In January 2015, the Toronto Stock Exchange (the “TSX”) released proposed amendments to its rules setting forth a set of listing rules for a variety of products, including structured products and closed end funds.13
In issuing the proposal, the TSX noted that, at present, none of the leading Canadian banks that issue these products list them on an exchange. The TSX also determined that there are currently only three providers of listed structured products in Canada, with only six products listed on the TSX or on other Canadian exchanges. As a result, the TSX believes there may be benefits to public listings for this product class, and proposing a single set of listing rules.

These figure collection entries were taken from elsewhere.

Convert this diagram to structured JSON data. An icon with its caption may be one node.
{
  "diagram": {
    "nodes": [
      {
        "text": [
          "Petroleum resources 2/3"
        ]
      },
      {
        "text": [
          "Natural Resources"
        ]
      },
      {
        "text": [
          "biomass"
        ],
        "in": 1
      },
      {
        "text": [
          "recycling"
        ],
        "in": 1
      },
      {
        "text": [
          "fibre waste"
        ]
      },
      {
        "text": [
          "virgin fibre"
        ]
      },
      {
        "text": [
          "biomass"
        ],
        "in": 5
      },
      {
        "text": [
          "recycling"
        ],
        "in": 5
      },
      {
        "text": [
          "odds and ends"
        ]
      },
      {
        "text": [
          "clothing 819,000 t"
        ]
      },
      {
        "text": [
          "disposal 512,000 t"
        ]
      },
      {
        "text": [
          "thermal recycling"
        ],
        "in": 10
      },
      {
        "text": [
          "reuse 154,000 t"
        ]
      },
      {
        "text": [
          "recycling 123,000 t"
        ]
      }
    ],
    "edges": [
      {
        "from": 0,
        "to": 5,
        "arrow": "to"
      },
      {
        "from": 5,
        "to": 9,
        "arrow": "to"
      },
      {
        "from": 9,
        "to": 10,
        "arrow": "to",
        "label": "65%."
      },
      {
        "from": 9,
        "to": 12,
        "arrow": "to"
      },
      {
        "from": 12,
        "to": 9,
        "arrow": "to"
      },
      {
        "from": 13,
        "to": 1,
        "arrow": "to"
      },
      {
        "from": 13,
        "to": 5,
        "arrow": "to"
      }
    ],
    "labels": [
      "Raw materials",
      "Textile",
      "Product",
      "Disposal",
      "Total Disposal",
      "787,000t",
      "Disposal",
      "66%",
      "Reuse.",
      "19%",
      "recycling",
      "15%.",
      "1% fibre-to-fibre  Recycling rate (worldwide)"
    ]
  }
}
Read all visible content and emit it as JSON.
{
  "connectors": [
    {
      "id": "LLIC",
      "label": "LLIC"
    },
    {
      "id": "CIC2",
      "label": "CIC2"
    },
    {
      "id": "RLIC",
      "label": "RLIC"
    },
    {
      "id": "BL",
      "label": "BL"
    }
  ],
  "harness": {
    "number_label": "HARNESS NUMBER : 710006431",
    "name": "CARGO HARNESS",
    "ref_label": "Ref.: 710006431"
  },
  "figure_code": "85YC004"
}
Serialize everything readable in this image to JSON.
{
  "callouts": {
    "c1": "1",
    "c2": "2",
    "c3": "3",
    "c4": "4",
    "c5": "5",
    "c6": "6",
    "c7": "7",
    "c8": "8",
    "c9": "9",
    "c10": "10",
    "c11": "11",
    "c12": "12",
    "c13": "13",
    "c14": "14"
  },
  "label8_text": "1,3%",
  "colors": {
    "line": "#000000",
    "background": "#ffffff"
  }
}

Among other things, the TSX is proposing a capitalization requirement of CAD$1 million for structured product listings.
A Look to the U.S. Exchanges
In creating the proposed rules, the TSX reviewed the listing rules and practices on a number of international securities exchanges. The TSX noted that the products listed on Nasdaq and the NYSE are the most comparable to the products listed on the TSX.
What Is a Structured Product?
For purposes of the proposed rules, the term “structured product” means securities generally issued by a “Financial Institution” (or similar entity) under a base shelf prospectus and pricing supplement where an investor's return is contingent on, or highly sensitive to, changes in the value of underlying assets, indices, interest rates or cash flows. Structured products include securities such as non-convertible notes, principal or capital protected notes, index or equity linked notes, tracker certificates and barrier certificates. The TSX, in its discretion, may determine if a particular issuance of securities will be considered a structured product.
The TSX is publishing the proposed rules for a 60-day comment period, which expires on March 16, 2015.